Unlike salaried workers, farmers can work much longer into later life because they often own their enterprise, can't be "downsized" (or pressured to retire) by an employer, and "live where they work." In addition, many farmers view their work as a lifestyle rather than an occupation and are emotionally attached to their land and business. They are also concerned about the future of their farms and potential family estate distribution quarrels, which may also underlie their decision to keep working until farm transition issues can be resolved.
Following are five implications of this study for Extension educators.
- Avoid overuse of the word "retirement" in marketing financial education programs to farm households.

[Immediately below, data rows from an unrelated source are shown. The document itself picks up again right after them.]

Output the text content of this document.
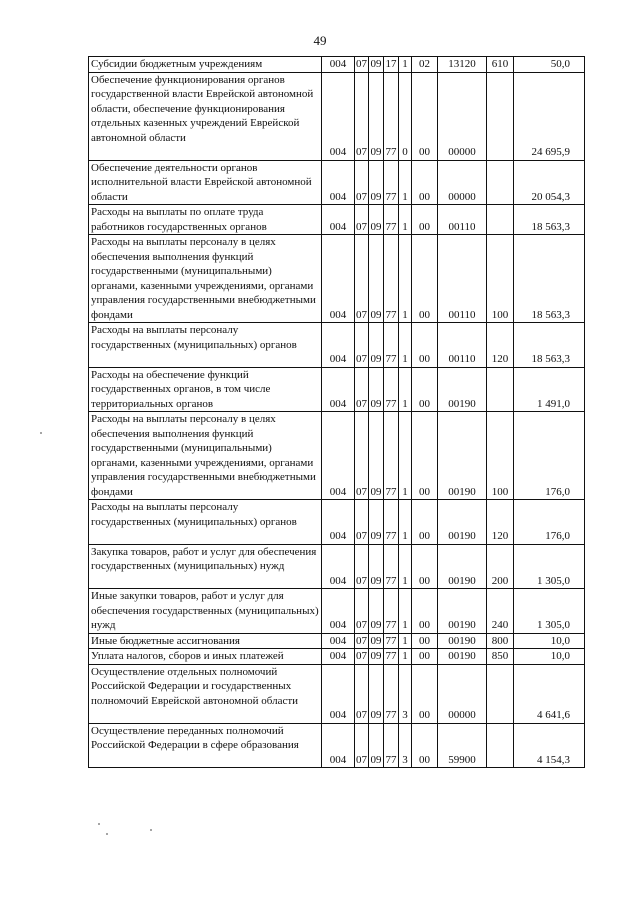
49
Субсидии бюджетным учреждениям	004	07	09	17	1	02	13120	610	50,0

Обеспечение функционирования органов государственной власти Еврейской автономной области, обеспечение функционирования отдельных казенных учреждений Еврейской автономной области	004	07	09	77	0	00	00000		24 695,9

Обеспечение деятельности органов исполнительной власти Еврейской автономной области	004	07	09	77	1	00	00000		20 054,3

Расходы на выплаты по оплате труда работников государственных органов	004	07	09	77	1	00	00110		18 563,3

Расходы на выплаты персоналу в целях обеспечения выполнения функций государственными (муниципальными) органами, казенными учреждениями, органами управления государственными внебюджетными фондами	004	07	09	77	1	00	00110	100	18 563,3

Расходы на выплаты персоналу государственных (муниципальных) органов	004	07	09	77	1	00	00110	120	18 563,3

Расходы на обеспечение функций государственных органов, в том числе территориальных органов	004	07	09	77	1	00	00190		1 491,0

Расходы на выплаты персоналу в целях обеспечения выполнения функций государственными (муниципальными) органами, казенными учреждениями, органами управления государственными внебюджетными фондами	004	07	09	77	1	00	00190	100	176,0

Расходы на выплаты персоналу государственных (муниципальных) органов	004	07	09	77	1	00	00190	120	176,0

Закупка товаров, работ и услуг для обеспечения государственных (муниципальных) нужд	004	07	09	77	1	00	00190	200	1 305,0

Иные закупки товаров, работ и услуг для обеспечения государственных (муниципальных) нужд	004	07	09	77	1	00	00190	240	1 305,0

Иные бюджетные ассигнования	004	07	09	77	1	00	00190	800	10,0

Уплата налогов, сборов и иных платежей	004	07	09	77	1	00	00190	850	10,0

Осуществление отдельных полномочий Российской Федерации и государственных полномочий Еврейской автономной области	004	07	09	77	3	00	00000		4 641,6

Осуществление переданных полномочий Российской Федерации в сфере образования	004	07	09	77	3	00	59900		4 154,3
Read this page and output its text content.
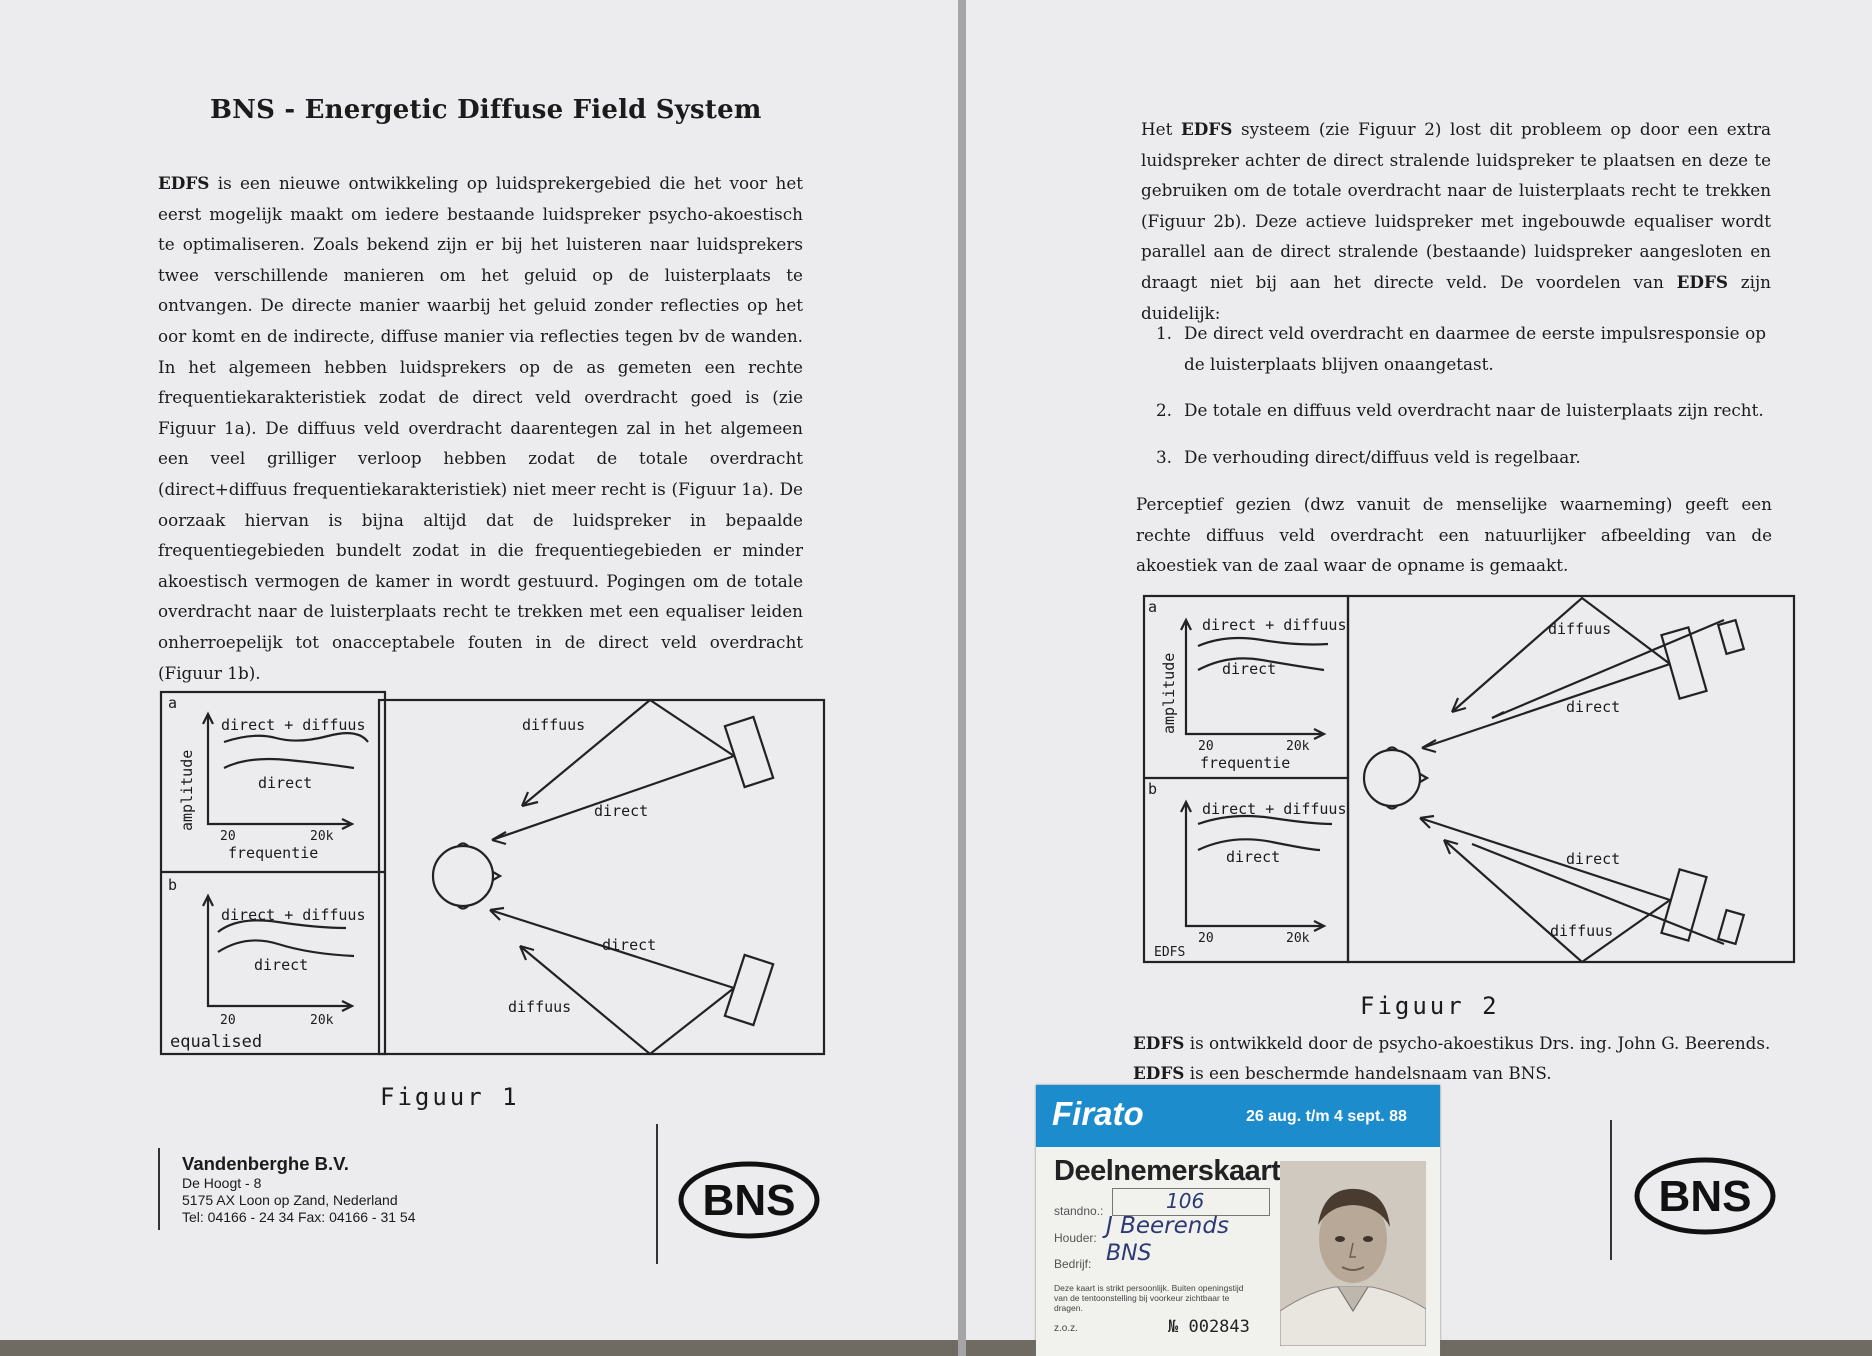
BNS - Energetic Diffuse Field System

EDFS is een nieuwe ontwikkeling op luidsprekergebied die het voor het eerst mogelijk maakt om iedere bestaande luidspreker psycho-akoestisch te optimaliseren. Zoals bekend zijn er bij het luisteren naar luidsprekers twee verschillende manieren om het geluid op de luisterplaats te ontvangen. De directe manier waarbij het geluid zonder reflecties op het oor komt en de indirecte, diffuse manier via reflecties tegen bv de wanden. In het algemeen hebben luidsprekers op de as gemeten een rechte frequentiekarakteristiek zodat de direct veld overdracht goed is (zie Figuur 1a). De diffuus veld overdracht daarentegen zal in het algemeen een veel grilliger verloop hebben zodat de totale overdracht (direct+diffuus frequentiekarakteristiek) niet meer recht is (Figuur 1a). De oorzaak hiervan is bijna altijd dat de luidspreker in bepaalde frequentiegebieden bundelt zodat in die frequentiegebieden er minder akoestisch vermogen de kamer in wordt gestuurd. Pogingen om de totale overdracht naar de luisterplaats recht te trekken met een equaliser leiden onherroepelijk tot onacceptabele fouten in de direct veld overdracht (Figuur 1b).

a
b
direct + diffuus
direct
amplitude
20	20k
frequentie
direct + diffuus
direct
20	20k
equalised
diffuus
direct
direct
diffuus
Figuur 1
Vandenberghe B.V.
De Hoogt - 8
5175 AX Loon op Zand, Nederland
Tel: 04166 - 24 34 Fax: 04166 - 31 54	BNS

Het EDFS systeem (zie Figuur 2) lost dit probleem op door een extra luidspreker achter de direct stralende luidspreker te plaatsen en deze te gebruiken om de totale overdracht naar de luisterplaats recht te trekken (Figuur 2b). Deze actieve luidspreker met ingebouwde equaliser wordt parallel aan de direct stralende (bestaande) luidspreker aangesloten en draagt niet bij aan het directe veld. De voordelen van EDFS zijn duidelijk:

1. De direct veld overdracht en daarmee de eerste impulsresponsie op de luisterplaats blijven onaangetast.
2. De totale en diffuus veld overdracht naar de luisterplaats zijn recht.
3. De verhouding direct/diffuus veld is regelbaar.

Perceptief gezien (dwz vanuit de menselijke waarneming) geeft een rechte diffuus veld overdracht een natuurlijker afbeelding van de akoestiek van de zaal waar de opname is gemaakt.

a
b
direct + diffuus
direct
amplitude
20	20k
frequentie
direct + diffuus
direct
20	20k
EDFS
diffuus
direct
direct
diffuus
Figuur 2
EDFS is ontwikkeld door de psycho-akoestikus Drs. ing. John G. Beerends.
EDFS is een beschermde handelsnaam van BNS.
BNS
Firato	26 aug. t/m 4 sept. 88
Deelnemerskaart
standno.:	106
Houder: J Beerends
Bedrijf: BNS
Deze kaart is strikt persoonlijk. Buiten openingstijd van de tentoonstelling bij voorkeur zichtbaar te dragen.
z.o.z.	№ 002843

Instead, focus on their need to create regular cash flow and find meaningful pursuits in later life. Additionally, a unique challenge for farm households is how to create retirement cash flow when their primary asset, land, is illiquid and they have no plans to sell it.
- Explain to farmers that they don't have to fund retirement accounts for employees (e.g., SEPs) in "lean" years but that, then, they can't fund their personal accounts either. Focus educational efforts on tax-deferred investments that farmers can fund solely for themselves (e.g., IRAs) because they seem to prefer them to savings plans that require employee contributions.
- Encourage farmers to have a family conversation about farm transfer and confront emotional issues, if any, "before it's too late." A helpful resource is Purdue Extension's Web site Who Will Get Grandpa's Farm <http://www.ces.purdue.edu/farmtransfer/>. Information about an Extension farm transfer workshop can be found in Hachfeld et al. (2009).
- Encourage farmers to explore ways to phase into retirement to gain the flexibility and reduced workload that many desire. Specific strategies include: gradual transfer to the next generation, grooming a non-family member to take over the farm, downsizing the farm operation, seeking alternative employment other than farming, and selling equipment and/or livestock.
- While farmers value the unbiased perspective of Extension, partnering with attorneys and others who understand agriculture and business transfer issues is critical. In addition, multiple teaching methods are necessary to appeal to a variety of learning styles.
Retirement and farm transition planning will become more critical as land becomes more valuable and farmers continue to farm later in life. These factors, combined with changing demographics of the typical farm family, will require new and innovative ways of providing educational programming for multiple generations. The traditional role of Extension staff as trusted educators of the agricultural community, combined with the expertise provided by the university system and other partners, will ensure that these needs are met.